I went to the main page of this admittedly fancy looking site to see who had designed it. It was a local marketing company, so off to their website I went and I put in /wp-content/uploads and was able to perform the same action on their site. I was able to see upload as far back as 2016 with some of their customers.
So with that information I could have probably gone on to those sites and tried the same. There are simple programs you can run that will allow you to scan these types of sites using common lists for directories that are exposed to the world to see. I wonder what I’d find if I ran it against the restaurant or the marketing company site.
It’s only been a week into my journey of cyber security and it’s been an eye opener.

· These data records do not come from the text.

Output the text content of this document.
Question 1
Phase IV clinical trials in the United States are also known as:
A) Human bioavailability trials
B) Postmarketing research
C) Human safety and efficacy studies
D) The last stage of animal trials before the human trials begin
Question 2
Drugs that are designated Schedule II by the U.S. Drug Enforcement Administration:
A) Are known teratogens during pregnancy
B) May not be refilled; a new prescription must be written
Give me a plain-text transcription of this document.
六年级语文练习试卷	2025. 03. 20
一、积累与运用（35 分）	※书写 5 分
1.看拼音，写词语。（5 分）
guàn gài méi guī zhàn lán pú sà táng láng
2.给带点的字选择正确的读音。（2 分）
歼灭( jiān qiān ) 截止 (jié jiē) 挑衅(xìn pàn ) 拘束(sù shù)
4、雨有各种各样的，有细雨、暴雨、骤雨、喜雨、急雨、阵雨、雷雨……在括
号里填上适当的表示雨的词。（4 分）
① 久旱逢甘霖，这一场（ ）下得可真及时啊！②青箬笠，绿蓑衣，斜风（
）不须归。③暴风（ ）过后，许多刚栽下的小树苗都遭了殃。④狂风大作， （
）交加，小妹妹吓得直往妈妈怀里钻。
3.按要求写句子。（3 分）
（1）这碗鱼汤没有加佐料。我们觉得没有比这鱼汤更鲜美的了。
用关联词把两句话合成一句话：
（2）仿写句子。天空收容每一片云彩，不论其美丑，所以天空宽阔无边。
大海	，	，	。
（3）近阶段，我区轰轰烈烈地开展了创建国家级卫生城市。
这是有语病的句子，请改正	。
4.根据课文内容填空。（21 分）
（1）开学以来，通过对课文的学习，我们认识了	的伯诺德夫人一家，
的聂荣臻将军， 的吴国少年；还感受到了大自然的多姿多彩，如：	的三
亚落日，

There are tools there that make it pretty painless/brainless to perform hacks like these.
I have enjoyed focusing on the challenges on hackthebox.eu. Hopefully the web challenges will prepare me for some of the harder challenges on down the line. Tools I have used this week are sqlmap, dirb, nmap, burpsuite.
I’ve been watching a couple of the Ippsec videos on YouTube but I haven’t really taken notes. He presents the attacks in a really informative and engaging way that I think it’s worth watching each video twice. Once to enjoy the process, and then a second time to take notes. The forums at hackthebox are helpful in that they give wee pointers for the general direction to do in, if you’re stuck. Which I find myself in 51% of the time 😂
Already it’s been a couple of late nights and red eye mornings, but it’s been enjoyable.